Recovery of Dublin market is ‘fragile’

New report claims less than a quarter of areas in the capital leading property revival

Portobello, Dublin: recorded a price drop of 24 per cent.  Photograph: Eric Luke

Portobello, Dublin: recorded a price drop of 24 per cent. Photograph: Eric Luke

Thu, Jun 12, 2014, 00:00

A new report has found that the highly-publicised recovery in the Dublin residential property market is “fragile and localised” with less than a quarter of areas in the capital leading the revival.

What will surprise many within the industry, though, is which areas have shown growth.

The Dublin Property Insight 2014 report is based on a study of more than 28,000 Property Price Register transactions between January 2010 and the end of 2013. Compiled by Locus Insights, the report found that just 21 of the 88 suburbs analysed displayed rising prices during that time frame. This area makes up 91 per cent of all properties in Dublin as per the 2011 Census.

Of the 21 areas to record an increase in their median price from 2010 to 2013, Sutton was named the top performing neighbourhood having recorded a 22per cent increase in the four-year period. All the other top performing areas were concentrated to the south and east of the city. The areas experiencing the greatest fall in prices were in the south-western and outlying northern suburbs, with Coolock, Darndale, Finglas and Ballymun worst affected.

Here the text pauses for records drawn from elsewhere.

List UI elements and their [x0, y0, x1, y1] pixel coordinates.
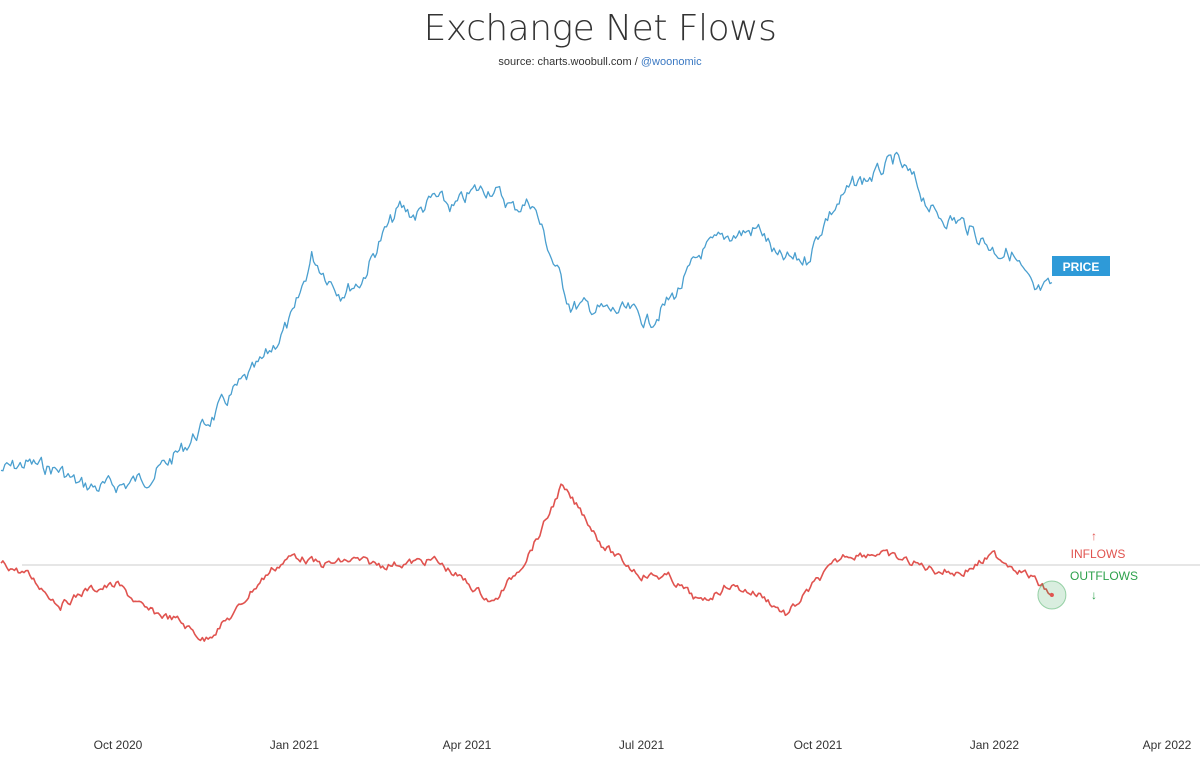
chart-subtitle: source: charts.woobull.com / @woonomic: [0, 56, 1200, 68]
price-label: PRICE: [1052, 256, 1110, 276]
outflows-arrow-icon: ↓: [1091, 588, 1097, 602]
inflows-arrow-icon: ↑: [1091, 529, 1097, 543]
x-tick-label: Jan 2021: [270, 738, 320, 752]
x-tick-label: Jan 2022: [970, 738, 1020, 752]
inflows-label: INFLOWS: [1071, 547, 1126, 561]
x-tick-label: Oct 2021: [794, 738, 843, 752]
x-axis: Oct 2020 Jan 2021 Apr 2021 Jul 2021 Oct 2021…: [94, 738, 1192, 752]
price-label-box: [1052, 256, 1110, 276]
x-tick-label: Apr 2021: [443, 738, 492, 752]
x-tick-label: Oct 2020: [94, 738, 143, 752]
price-series-line: [0, 151, 1053, 494]
outflow-end-dot: [1049, 593, 1054, 597]
outflows-label: OUTFLOWS: [1070, 569, 1138, 583]
flows-series-line: [0, 483, 1053, 642]
x-tick-label: Apr 2022: [1143, 738, 1192, 752]
x-tick-label: Jul 2021: [619, 738, 665, 752]
price-label-text: PRICE: [1063, 260, 1100, 274]
source-text: source: charts.woobull.com /: [498, 56, 641, 68]
chart-title: Exchange Net Flows: [423, 8, 777, 49]
author-handle-link[interactable]: @woonomic: [640, 56, 702, 68]
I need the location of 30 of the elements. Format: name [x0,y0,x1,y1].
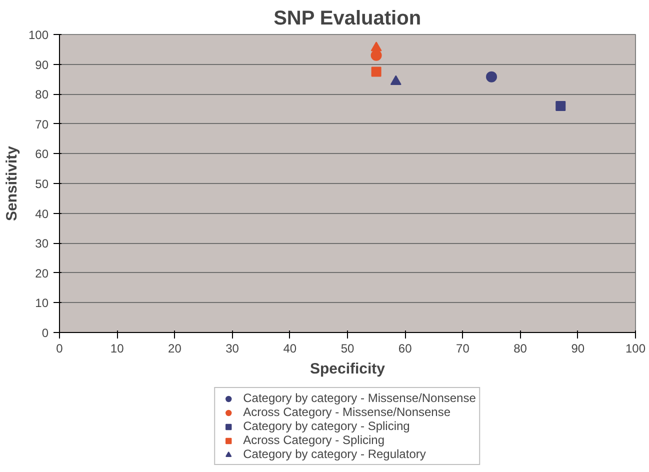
x-tick-label: 10 [110,342,124,356]
legend-label: Category by category - Regulatory [243,447,426,461]
x-tick-label: 40 [283,342,297,356]
y-tick-label: 20 [35,266,49,280]
x-tick-label: 70 [456,342,470,356]
x-tick-label: 0 [56,342,64,356]
y-axis-title: Sensitivity [3,145,20,222]
y-tick-label: 10 [35,296,49,310]
x-tick-label: 80 [514,342,528,356]
y-tick-label: 80 [35,88,49,102]
y-tick-label: 90 [35,58,49,72]
y-tick-label: 100 [28,28,49,42]
y-tick-label: 70 [35,117,49,132]
x-tick-label: 90 [571,342,585,356]
x-tick-label: 30 [226,342,240,356]
x-axis-title: Specificity [310,360,386,378]
y-tick-label: 0 [42,326,49,340]
x-tick-label: 20 [168,342,182,356]
legend-label: Category by category - Splicing [243,419,410,433]
y-tick-label: 30 [35,236,49,251]
y-tick-label: 60 [35,147,49,162]
y-tick-label: 50 [35,177,49,191]
chart-title: SNP Evaluation [274,8,422,30]
legend-label: Across Category - Splicing [243,433,384,447]
x-tick-label: 100 [625,342,646,356]
y-tick-label: 40 [35,206,49,221]
legend-label: Across Category - Missense/Nonsense [243,405,451,419]
x-tick-label: 60 [398,342,412,356]
legend-label: Category by category - Missense/Nonsense [243,391,476,405]
x-tick-label: 50 [340,342,354,356]
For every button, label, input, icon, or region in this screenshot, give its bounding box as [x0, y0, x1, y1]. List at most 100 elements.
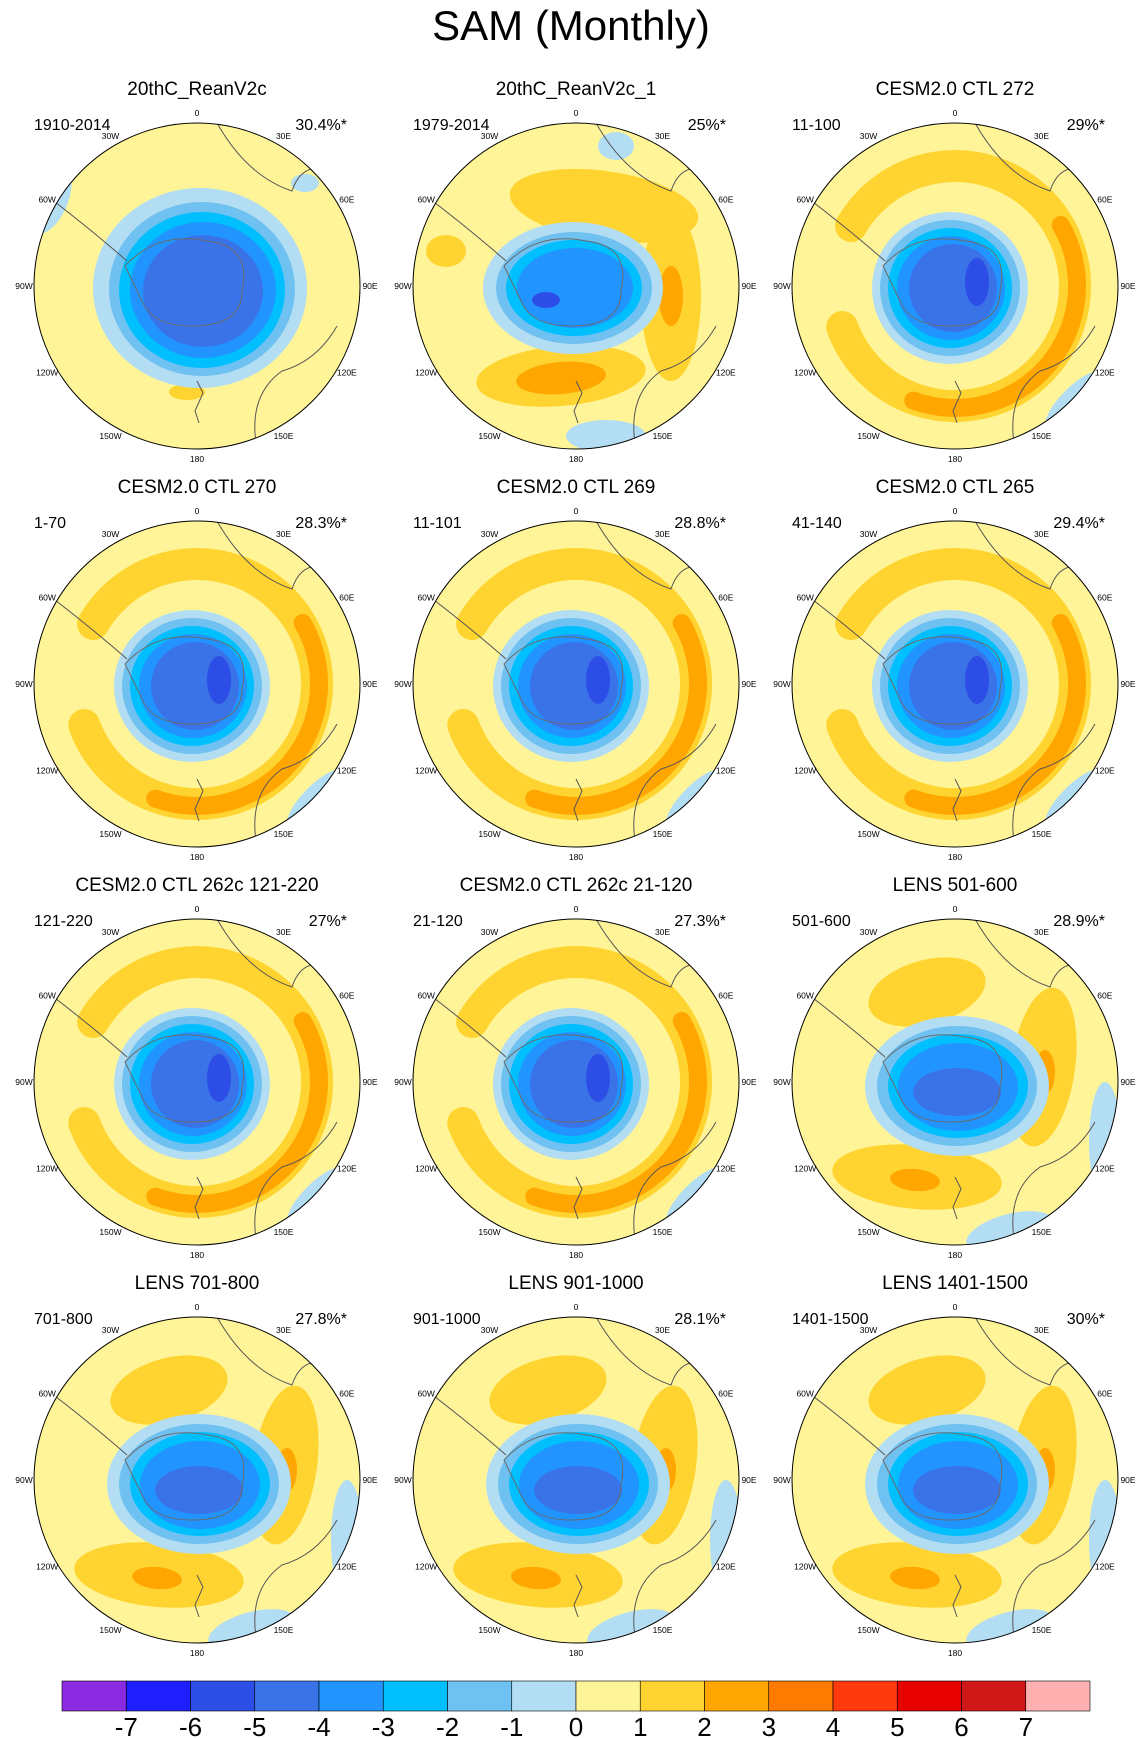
longitude-label: 150E: [653, 1227, 673, 1237]
longitude-label: 120W: [415, 1562, 437, 1572]
longitude-label: 180: [948, 454, 962, 464]
longitude-label: 30E: [276, 927, 291, 937]
australia-coast: [633, 1519, 717, 1643]
map-field: [413, 1317, 739, 1643]
level-neg6: [586, 656, 610, 704]
longitude-label: 90W: [394, 1077, 411, 1087]
panel-title: LENS 901-1000: [508, 1273, 643, 1294]
longitude-label: 150E: [1032, 1227, 1052, 1237]
panel-title: 20thC_ReanV2c_1: [496, 79, 657, 100]
colorbar: -7 -6 -5 -4 -3 -2 -1 0 1 2 3 4 5 6 7: [61, 1680, 1091, 1738]
antarctica-outline: [124, 1432, 245, 1521]
australia-coast: [1012, 723, 1096, 847]
longitude-label: 150E: [653, 829, 673, 839]
longitude-label: 30W: [102, 529, 119, 539]
panel-years: 21-120: [413, 913, 463, 930]
longitude-label: 30W: [102, 131, 119, 141]
longitude-label: 0: [195, 506, 200, 516]
map-field: [792, 919, 1118, 1245]
panel-title: 20thC_ReanV2c: [127, 79, 266, 100]
longitude-label: 0: [195, 1302, 200, 1312]
map-border: [33, 520, 361, 848]
longitude-label: 30E: [276, 1325, 291, 1335]
longitude-label: 90W: [394, 281, 411, 291]
map-panel: LENS 901-1000 901-1000 28.1%* 0 30E 60E 90E 120…: [394, 1273, 757, 1658]
longitude-label: 30W: [481, 1325, 498, 1335]
longitude-label: 90E: [1120, 1475, 1135, 1485]
positive-core: [132, 1566, 182, 1590]
colorbar-swatch: [511, 1680, 577, 1712]
positive-blob: [426, 235, 466, 267]
positive-core: [516, 361, 606, 395]
longitude-label: 120E: [337, 1164, 357, 1174]
longitude-label: 60W: [417, 1389, 434, 1399]
longitude-label: 120W: [794, 1164, 816, 1174]
longitude-label: 150W: [478, 1227, 500, 1237]
positive-core: [890, 1566, 940, 1590]
colorbar-swatch: [190, 1680, 256, 1712]
map-field: [792, 1317, 1118, 1643]
map-field: [413, 123, 739, 449]
longitude-label: 90E: [741, 1475, 756, 1485]
longitude-label: 90E: [741, 1077, 756, 1087]
longitude-label: 180: [569, 1648, 583, 1658]
longitude-label: 150W: [857, 1227, 879, 1237]
panel-variance: 28.1%*: [674, 1311, 726, 1328]
panel-years: 11-101: [413, 515, 462, 532]
longitude-label: 120E: [716, 1562, 736, 1572]
colorbar-swatch: [61, 1680, 127, 1712]
longitude-label: 90E: [362, 679, 377, 689]
colorbar-tick-label: -1: [500, 1712, 523, 1738]
longitude-label: 120E: [716, 368, 736, 378]
positive-ring-core: [525, 1012, 708, 1213]
rim-negative-blob: [331, 1480, 360, 1600]
longitude-label: 60W: [796, 593, 813, 603]
map-field: [792, 123, 1118, 449]
longitude-label: 90E: [1120, 281, 1135, 291]
longitude-label: 150E: [274, 1625, 294, 1635]
longitude-label: 60E: [718, 991, 733, 1001]
longitude-label: 60E: [1097, 991, 1112, 1001]
longitude-label: 180: [569, 1250, 583, 1260]
map-panel: CESM2.0 CTL 265 41-140 29.4%* 0 30E 60E 90E 120…: [773, 477, 1136, 862]
longitude-label: 180: [948, 1648, 962, 1658]
longitude-label: 0: [953, 1302, 958, 1312]
longitude-label: 150E: [274, 1227, 294, 1237]
rim-negative-blob: [1089, 1082, 1118, 1202]
new-zealand-coast: [194, 1176, 204, 1220]
longitude-label: 30W: [860, 131, 877, 141]
panel-variance: 30%*: [1067, 1311, 1105, 1328]
map-border: [412, 918, 740, 1246]
longitude-label: 90E: [362, 281, 377, 291]
longitude-label: 120W: [36, 766, 58, 776]
map-field: [34, 521, 360, 847]
positive-band: [868, 957, 986, 1027]
colorbar-tick-label: 0: [569, 1712, 583, 1738]
longitude-label: 120W: [36, 368, 58, 378]
longitude-label: 30E: [276, 529, 291, 539]
longitude-label: 60E: [718, 1389, 733, 1399]
level-neg6: [207, 656, 231, 704]
longitude-label: 120E: [337, 368, 357, 378]
longitude-label: 90E: [1120, 679, 1135, 689]
panel-title: CESM2.0 CTL 272: [876, 79, 1035, 100]
panel-variance: 30.4%*: [295, 117, 347, 134]
new-zealand-coast: [194, 380, 204, 424]
panel-title: CESM2.0 CTL 265: [876, 477, 1035, 498]
antarctica-outline: [503, 636, 624, 725]
map-panel: CESM2.0 CTL 262c 121-220 121-220 27%* 0 30E 6…: [15, 875, 378, 1260]
map-border: [791, 122, 1119, 450]
map-panel: LENS 701-800 701-800 27.8%* 0 30E 60E 90E 120E 1…: [15, 1273, 378, 1658]
positive-ring-core: [146, 1012, 329, 1213]
main-title: SAM (Monthly): [432, 2, 710, 49]
longitude-label: 60W: [796, 195, 813, 205]
colorbar-swatch: [832, 1680, 898, 1712]
map-field: [34, 123, 360, 449]
longitude-label: 120W: [794, 368, 816, 378]
longitude-label: 90W: [15, 679, 32, 689]
panel-years: 701-800: [34, 1311, 93, 1328]
longitude-label: 30E: [1034, 1325, 1049, 1335]
longitude-label: 0: [574, 108, 579, 118]
longitude-label: 30E: [655, 131, 670, 141]
longitude-label: 90W: [15, 281, 32, 291]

Interestingly, a number of high value southern suburbs also recorded a lack of sustained price growth.

“People think that the high value areas are the ones showing increases but that’s not actually the case,” said Tom Hobson of Locus Insights.

“The most extreme example is Rathmines and Portobello, which recorded a drop in median price in each of the five quarters to the end of 2013, a fall of 24 per cent in total.

“Sandycove also suffered a drop of 26 per cent in 2013 and was still 30 per cent below 2010 levels and that may be indicative of an ongoing adjustment from the hyper-inflated price levels prevailing in these areas prior to 2010.

“It just shows that while there is some recovery, it is highly localised and in some areas there is no recovery at all,” he said.

The study uses median figures, whereby it determines the mid-point value of the number of transactions in an area as opposed to the average, which can be skewed by one-off low or high sales figures.

Hobson said this helped to give the clearest indicator yet of the true state of the Dublin market due to its micro level analysis.

“The report most frequently referenced when talking about the market is the CSO report but it is only based on mortgage transactions so it doesn’t give a true picture of things. Any other reports only look at aggregates but this is the first time that there has been a micro level analysis suburb by suburb,” he said.

“While 69 of the 88 suburbs we looked at recorded an increase last year, only 21 of them were back to their 2010 levels while a consistent positive trend was only apparent in 15 districts where prices have risen steadily for at least the last four consecutive quarters.

“Similarly to how you would look at the economy, you are only out of a recession when you have risen for three of the last four quarters and I feel it should be the same in the housing market where you need to see a consistent rise to call the end,” said the Sligo-based researcher.